Ibn Rushd finance Saudi Arabia's Public Investment Fund has decided to finance Sabic affiliate Ibn Rushd to the tune of SR4 billion ($1.06 billion), according to reports.
This sum is intended to replace $850 million in loans extended by commercial banks in the past few years to Ibn Rushd, and to finance the expansion of its polyester plant to the tune of SR1 billion.
Ibn Rushd was established in 1993 as a joint stock Saudi company in Yanbu with a capital of about SR2.5 billion. The capital is 48 per cent held by Sabic, with the remaining shares held by a number of local, Gulf and Arab shareholding companies.
The new loan is expected to enable Ibn Rushd to implement its strategic goals, with the objective of becoming a pioneering company in the field of polyester and organic compounds production.
The finance agreement comes after the company announced a net loss of SR76.5 million for the first half of this year, compared with a net loss of SR66.8 million for the same period of last year.
It also comes as Ibn Rushd plans a new acetic acid unit at its Yanbu facility.

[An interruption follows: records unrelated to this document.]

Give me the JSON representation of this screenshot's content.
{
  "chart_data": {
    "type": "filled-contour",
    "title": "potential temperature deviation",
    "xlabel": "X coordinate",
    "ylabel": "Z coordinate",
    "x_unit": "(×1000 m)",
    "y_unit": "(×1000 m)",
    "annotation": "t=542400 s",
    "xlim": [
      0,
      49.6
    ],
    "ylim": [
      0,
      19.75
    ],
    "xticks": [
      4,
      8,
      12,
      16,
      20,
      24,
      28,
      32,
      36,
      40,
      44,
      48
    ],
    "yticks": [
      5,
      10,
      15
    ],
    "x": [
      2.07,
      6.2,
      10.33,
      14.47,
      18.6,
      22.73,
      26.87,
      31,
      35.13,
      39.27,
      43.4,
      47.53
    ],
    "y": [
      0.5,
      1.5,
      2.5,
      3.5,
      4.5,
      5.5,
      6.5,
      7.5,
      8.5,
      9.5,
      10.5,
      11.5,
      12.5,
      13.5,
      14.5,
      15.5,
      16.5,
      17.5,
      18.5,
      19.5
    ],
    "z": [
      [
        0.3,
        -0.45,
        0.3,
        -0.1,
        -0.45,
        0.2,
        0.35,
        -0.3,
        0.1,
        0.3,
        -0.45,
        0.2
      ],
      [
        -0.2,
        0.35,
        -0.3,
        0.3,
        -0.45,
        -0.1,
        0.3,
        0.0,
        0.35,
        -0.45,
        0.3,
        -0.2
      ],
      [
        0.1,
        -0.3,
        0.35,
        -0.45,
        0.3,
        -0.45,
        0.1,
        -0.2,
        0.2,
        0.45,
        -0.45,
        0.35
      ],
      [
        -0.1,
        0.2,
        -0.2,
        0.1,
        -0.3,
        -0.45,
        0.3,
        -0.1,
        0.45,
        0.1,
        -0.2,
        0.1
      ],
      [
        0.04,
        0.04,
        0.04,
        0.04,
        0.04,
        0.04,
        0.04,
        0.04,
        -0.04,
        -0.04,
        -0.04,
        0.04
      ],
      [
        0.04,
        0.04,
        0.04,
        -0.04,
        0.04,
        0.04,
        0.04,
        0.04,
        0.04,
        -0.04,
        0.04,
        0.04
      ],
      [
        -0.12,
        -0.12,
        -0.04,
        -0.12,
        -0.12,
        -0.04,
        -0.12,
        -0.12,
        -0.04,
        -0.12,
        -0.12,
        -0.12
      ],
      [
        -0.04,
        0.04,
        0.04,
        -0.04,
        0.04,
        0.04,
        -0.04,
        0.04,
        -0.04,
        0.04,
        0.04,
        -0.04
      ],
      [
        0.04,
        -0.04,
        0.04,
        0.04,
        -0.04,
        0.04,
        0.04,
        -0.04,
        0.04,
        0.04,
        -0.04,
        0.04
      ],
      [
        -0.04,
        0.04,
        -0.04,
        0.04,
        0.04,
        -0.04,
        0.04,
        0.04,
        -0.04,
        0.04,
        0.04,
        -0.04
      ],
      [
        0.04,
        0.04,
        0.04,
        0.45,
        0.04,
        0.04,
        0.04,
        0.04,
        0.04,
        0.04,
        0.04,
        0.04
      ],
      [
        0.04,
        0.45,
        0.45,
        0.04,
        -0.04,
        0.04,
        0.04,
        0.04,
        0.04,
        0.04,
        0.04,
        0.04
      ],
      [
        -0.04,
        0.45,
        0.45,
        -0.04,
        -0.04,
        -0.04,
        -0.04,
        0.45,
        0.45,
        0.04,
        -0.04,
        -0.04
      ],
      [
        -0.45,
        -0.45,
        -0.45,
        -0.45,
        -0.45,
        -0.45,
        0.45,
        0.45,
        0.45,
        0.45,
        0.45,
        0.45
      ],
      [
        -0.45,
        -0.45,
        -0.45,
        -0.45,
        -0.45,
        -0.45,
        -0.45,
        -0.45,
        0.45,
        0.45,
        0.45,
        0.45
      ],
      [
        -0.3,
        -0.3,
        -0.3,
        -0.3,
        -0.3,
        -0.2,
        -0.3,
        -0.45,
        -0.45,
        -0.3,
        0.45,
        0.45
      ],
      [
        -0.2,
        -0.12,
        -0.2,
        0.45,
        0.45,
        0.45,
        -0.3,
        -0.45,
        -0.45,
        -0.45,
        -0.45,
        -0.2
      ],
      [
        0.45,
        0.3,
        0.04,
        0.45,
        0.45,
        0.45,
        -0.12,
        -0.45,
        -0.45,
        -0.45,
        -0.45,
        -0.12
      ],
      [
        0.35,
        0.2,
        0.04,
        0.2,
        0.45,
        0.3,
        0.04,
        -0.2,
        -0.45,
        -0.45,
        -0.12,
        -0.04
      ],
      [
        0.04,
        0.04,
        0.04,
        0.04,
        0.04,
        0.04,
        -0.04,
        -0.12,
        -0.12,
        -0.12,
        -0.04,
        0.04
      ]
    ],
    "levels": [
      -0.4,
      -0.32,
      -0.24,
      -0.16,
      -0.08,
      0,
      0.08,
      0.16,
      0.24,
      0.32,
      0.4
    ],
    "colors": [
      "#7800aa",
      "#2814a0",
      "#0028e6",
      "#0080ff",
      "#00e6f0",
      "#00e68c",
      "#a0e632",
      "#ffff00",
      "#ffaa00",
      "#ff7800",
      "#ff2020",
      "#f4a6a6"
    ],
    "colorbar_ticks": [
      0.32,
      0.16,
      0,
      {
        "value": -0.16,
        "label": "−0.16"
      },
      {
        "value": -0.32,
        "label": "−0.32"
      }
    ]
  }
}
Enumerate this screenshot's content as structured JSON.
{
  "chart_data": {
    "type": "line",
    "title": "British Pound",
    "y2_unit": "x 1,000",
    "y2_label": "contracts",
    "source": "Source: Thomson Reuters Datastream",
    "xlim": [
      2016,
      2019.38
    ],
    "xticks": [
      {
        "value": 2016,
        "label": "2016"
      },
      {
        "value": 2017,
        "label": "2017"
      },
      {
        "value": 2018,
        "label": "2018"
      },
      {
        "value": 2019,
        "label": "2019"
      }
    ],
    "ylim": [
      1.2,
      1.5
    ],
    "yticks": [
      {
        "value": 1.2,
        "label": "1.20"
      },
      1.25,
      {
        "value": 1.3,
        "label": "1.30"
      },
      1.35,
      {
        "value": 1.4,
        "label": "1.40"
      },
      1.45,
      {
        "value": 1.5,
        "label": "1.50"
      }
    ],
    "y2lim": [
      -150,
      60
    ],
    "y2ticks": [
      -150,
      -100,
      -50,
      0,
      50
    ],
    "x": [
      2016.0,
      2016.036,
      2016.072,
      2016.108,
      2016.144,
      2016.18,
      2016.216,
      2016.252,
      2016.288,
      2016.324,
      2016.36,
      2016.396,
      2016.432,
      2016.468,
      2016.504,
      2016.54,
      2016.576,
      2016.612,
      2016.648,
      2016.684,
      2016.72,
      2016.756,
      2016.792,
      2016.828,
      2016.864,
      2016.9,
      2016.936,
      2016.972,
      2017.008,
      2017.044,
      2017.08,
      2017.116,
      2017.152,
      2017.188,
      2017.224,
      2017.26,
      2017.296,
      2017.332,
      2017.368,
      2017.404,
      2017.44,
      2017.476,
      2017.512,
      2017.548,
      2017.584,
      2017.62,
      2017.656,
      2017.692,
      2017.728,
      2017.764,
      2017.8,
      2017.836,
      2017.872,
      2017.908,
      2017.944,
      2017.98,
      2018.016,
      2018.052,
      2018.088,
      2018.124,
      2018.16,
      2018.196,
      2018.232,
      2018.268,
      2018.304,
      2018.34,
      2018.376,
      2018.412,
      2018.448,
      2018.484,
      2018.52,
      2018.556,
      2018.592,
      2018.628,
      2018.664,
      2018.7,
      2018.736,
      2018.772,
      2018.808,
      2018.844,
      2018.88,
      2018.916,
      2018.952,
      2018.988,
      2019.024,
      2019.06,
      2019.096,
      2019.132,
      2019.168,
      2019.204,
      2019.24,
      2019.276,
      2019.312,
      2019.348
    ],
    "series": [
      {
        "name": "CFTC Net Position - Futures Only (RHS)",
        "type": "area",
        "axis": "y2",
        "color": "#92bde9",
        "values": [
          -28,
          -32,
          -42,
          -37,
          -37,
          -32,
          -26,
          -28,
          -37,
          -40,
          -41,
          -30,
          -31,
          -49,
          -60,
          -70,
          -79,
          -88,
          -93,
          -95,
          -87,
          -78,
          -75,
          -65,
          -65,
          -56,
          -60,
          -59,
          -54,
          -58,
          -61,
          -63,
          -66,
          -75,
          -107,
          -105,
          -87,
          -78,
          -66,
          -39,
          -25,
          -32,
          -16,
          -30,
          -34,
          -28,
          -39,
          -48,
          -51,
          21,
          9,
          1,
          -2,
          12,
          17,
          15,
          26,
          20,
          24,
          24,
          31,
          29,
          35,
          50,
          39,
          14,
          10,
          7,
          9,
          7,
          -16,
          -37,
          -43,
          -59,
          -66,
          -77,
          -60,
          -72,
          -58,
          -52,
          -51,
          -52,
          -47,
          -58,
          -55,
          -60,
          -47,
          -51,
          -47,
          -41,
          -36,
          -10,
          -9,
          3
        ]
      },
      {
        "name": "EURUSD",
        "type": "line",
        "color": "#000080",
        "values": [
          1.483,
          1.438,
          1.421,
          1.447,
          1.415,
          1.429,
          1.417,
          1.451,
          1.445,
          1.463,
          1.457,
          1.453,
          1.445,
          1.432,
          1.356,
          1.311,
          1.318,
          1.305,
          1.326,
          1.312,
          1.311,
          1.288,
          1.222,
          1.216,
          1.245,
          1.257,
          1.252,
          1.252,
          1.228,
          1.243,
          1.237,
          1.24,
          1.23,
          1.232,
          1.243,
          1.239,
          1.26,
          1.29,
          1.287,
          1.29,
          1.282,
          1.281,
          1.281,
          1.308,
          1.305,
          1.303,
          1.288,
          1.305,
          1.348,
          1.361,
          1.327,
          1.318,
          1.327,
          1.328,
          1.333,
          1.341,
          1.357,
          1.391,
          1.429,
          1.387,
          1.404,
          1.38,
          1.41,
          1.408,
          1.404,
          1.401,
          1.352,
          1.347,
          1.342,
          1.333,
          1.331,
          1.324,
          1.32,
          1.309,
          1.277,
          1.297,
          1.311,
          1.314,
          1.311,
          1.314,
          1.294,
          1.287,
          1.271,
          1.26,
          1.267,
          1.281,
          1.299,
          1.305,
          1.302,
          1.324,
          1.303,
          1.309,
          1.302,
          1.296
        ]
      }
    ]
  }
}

The estimated $85 million plant is expected to feed the company's purified terepthalic acid (PTA) facility.
Ibn Rushd's current output of aromatics, PTA, polyester textile chips, textile staple, bottle grade chips and carpet staple provides feedstock for other processing industries in the Kingdom.
Ibn Rushd shareholder Hasa Company recently launched a textile project using raw material from Ibn Rushd.
Ibn Rushd started polyester production in 1995 with an annual capacity of more than 140,000 tonnes. The facility operates to the highest international standards, forms a solid base for national processing industries and is seen as providing unlimited investment opportunities in the fields of spinning, weaving, textiles, wrapping and packing materials industries.
Ibn Rushd's PTA facility has an annual capacity of more than 350,000 tonnes. The company also produces 730,000 tpy of aromatics.
The company also has 350,000 tpy benzene and 400,000 tpy paraxylene production capacities. Using the Cyclar process based on propane feedstock, these facilities have been shut for much of this year as the benzene output had not achieved full specifications for Sadaf's styrene monomer plants. As a result, Sadaf had been procuring its benzene feedstock from Iran and other Middle East sources through long-term contracts.
The Ibn Rushd complex stands out as a symbol of complementation between Sabic and the private sector which is seen as a model for industrial integration in the field of basic industries.